第19章 我们怎么能不认你?


    屋子小,两个人一进来,瞬间就显得更挤了。

    两人进来后下意识地停在门口,似乎不知道该把脚放在哪里。

    地上是行李箱,行李箱旁边是几双随手丢着的鞋。

    黎昕弯下腰,把门口那只敞开的行李箱合上,拖到墙角。

    “不好意思,房间有点乱。”

    周奚若没说话,只是看着。

    她看见桌上那盒还在冒着微弱热气的外卖:一份白灼生菜,一份素烧茄子,一小盒白米饭,加起来可能不到三十块钱。

    她看见床上堆得高高的衣服,看见地上被随手丢着的鞋。

    她看见那几沓被女儿叠得整整齐齐的工作资料,看见那台屏幕还亮着的笔记本电脑。

    冬天封得严严的窗户里,整个屋子里都漫着外卖饭菜的味道,混着酒店空调出风口里那股若有若无的尘味。
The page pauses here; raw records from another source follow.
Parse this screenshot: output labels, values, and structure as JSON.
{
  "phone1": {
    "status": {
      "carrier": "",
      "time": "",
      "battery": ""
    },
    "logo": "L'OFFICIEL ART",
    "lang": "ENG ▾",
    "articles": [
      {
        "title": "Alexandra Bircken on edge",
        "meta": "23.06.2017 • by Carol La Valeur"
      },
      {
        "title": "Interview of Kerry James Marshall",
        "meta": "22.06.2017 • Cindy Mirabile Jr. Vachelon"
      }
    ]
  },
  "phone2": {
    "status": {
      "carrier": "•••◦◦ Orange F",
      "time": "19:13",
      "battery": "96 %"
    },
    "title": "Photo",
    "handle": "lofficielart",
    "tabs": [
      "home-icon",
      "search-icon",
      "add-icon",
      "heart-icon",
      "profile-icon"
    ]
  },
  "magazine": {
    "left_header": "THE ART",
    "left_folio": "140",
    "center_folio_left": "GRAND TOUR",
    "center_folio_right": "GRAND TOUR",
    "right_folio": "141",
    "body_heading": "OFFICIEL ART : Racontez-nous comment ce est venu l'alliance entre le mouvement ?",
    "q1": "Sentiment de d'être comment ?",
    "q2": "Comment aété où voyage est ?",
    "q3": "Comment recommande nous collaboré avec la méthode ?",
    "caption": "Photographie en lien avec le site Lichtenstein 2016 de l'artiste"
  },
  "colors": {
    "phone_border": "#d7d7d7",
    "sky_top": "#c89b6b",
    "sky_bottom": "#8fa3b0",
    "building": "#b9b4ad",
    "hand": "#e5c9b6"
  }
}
    她进来之前,已经在车里坐了快十分钟,做了无数次心理建设。

    可她没想到是这样。

    她的女儿,正坐在一张连饭都摆不下的小桌前,一个人吃着外卖。

    周奚若的眼眶一下就热了。

    她别过脸,假装去看墙上挂着的那幅劣质油画,过了几秒才转回来。

    林岱比她更克制一些,但脸色也并不好看。

    房间也就十几平米。

    这是林岱走进来之后,大脑里浮现的第一个判断。

    他家江城别墅的主卧衣帽间是四十多平米,林知薇的那间卧室,连带独立卫浴,加起来将近一百平。

    而他的亲生女儿住在十几平米的快捷酒店。

    “你……”

    林岱想问她为什么从原来的住处搬了出来。

    但话到嘴边,他停住了。

    他知道答案。

    他比任何人都清楚那个答案。

    是他给黎昕打的电话,说“缓一缓”。

    是他亲手把她推到了这间十几平米的酒店房间里。

    黎昕看着他们脸上的表情,林岱极力压制着的心疼,周奚若快要溃堤的眼泪,心里涌上了一种微妙的、难以形容的感觉。

    那种感觉不是感动,也不是抗拒。

    而是一种疲惫。

    她不想处理这种场面。

    不想看到有人因为她的处境而痛苦,不想成为别人情绪的来源和负担。

    她一个人住在这里,吃着外卖,做着工作,按部就班地过着每一天。

    这在她看来是正常的、没有问题的日常。

    但在他们眼里,这成了一场灾难。

    好像她住在快捷酒店就是受了天大的委屈似的。

    可她不觉得委屈。

    她真的不觉得。

    “我只是暂时住在这里,明天我约好了中介看房子,找到合适的我就搬过去。”

    林岱抬起头。

    “你是打算租房?”他声音里带了一丝急促。

    “其实……不用的,咱家在这附近就有一套房子,离你上班的地方很近,一直空着,我明天让人去收拾一下……”

    “不用这么麻烦了。”

    黎昕打断了他。

    周奚若急了。

    她一整晚都在忍,忍进门时的心酸、忍看到外卖盒的刺痛、忍看到衣服堆在床上的无措。

    但忍到这里,她忍不住了。

    “这怎么能是麻烦呢?”

    她往前走了一步,几乎要去拉女儿的手,但临到伸出去,又停下了。

    她的手悬在半空中,又慢慢收了回去。

    她看着桌子上的两道素菜。

    白灼生菜已经塌了,菜叶耷拉在盒子里像一团挤皱了的绿色纸巾。

    素烧茄子的酱汁凝成了一块一块的暗红色斑点。

    一盒白米饭,一次性筷子。

    她看着另一张床上堆着的衣服,毛衣、衬衫、外套……

    因为冬天不能开窗、房间里弥漫着的那股外卖饭菜的味道。

    一想到她的女儿这一个星期都是在这样的环境中度过的,周奚若觉得无法原谅自己。

    她早该来的。

    林知薇哭着说“你们要是走了,就是不要我了”。

    她心软了。

    但她的亲生女儿,一个人住在快捷酒店里,吃着两道素菜的外卖,连哭都没有哭过一声。

    谁更需要她?

    答案残忍到她不敢正视。

    林岱看了妻子一眼,轻轻碰了碰她的手肘,示意她冷静。

    他重新看向黎昕。

    “我之前跟你说的那句话,想……想缓一下再接你回家,那不是不认你的意思。”

    “我们需要一点时间把事情理清楚,安排妥当,再正式把你接回来,但这不代表……”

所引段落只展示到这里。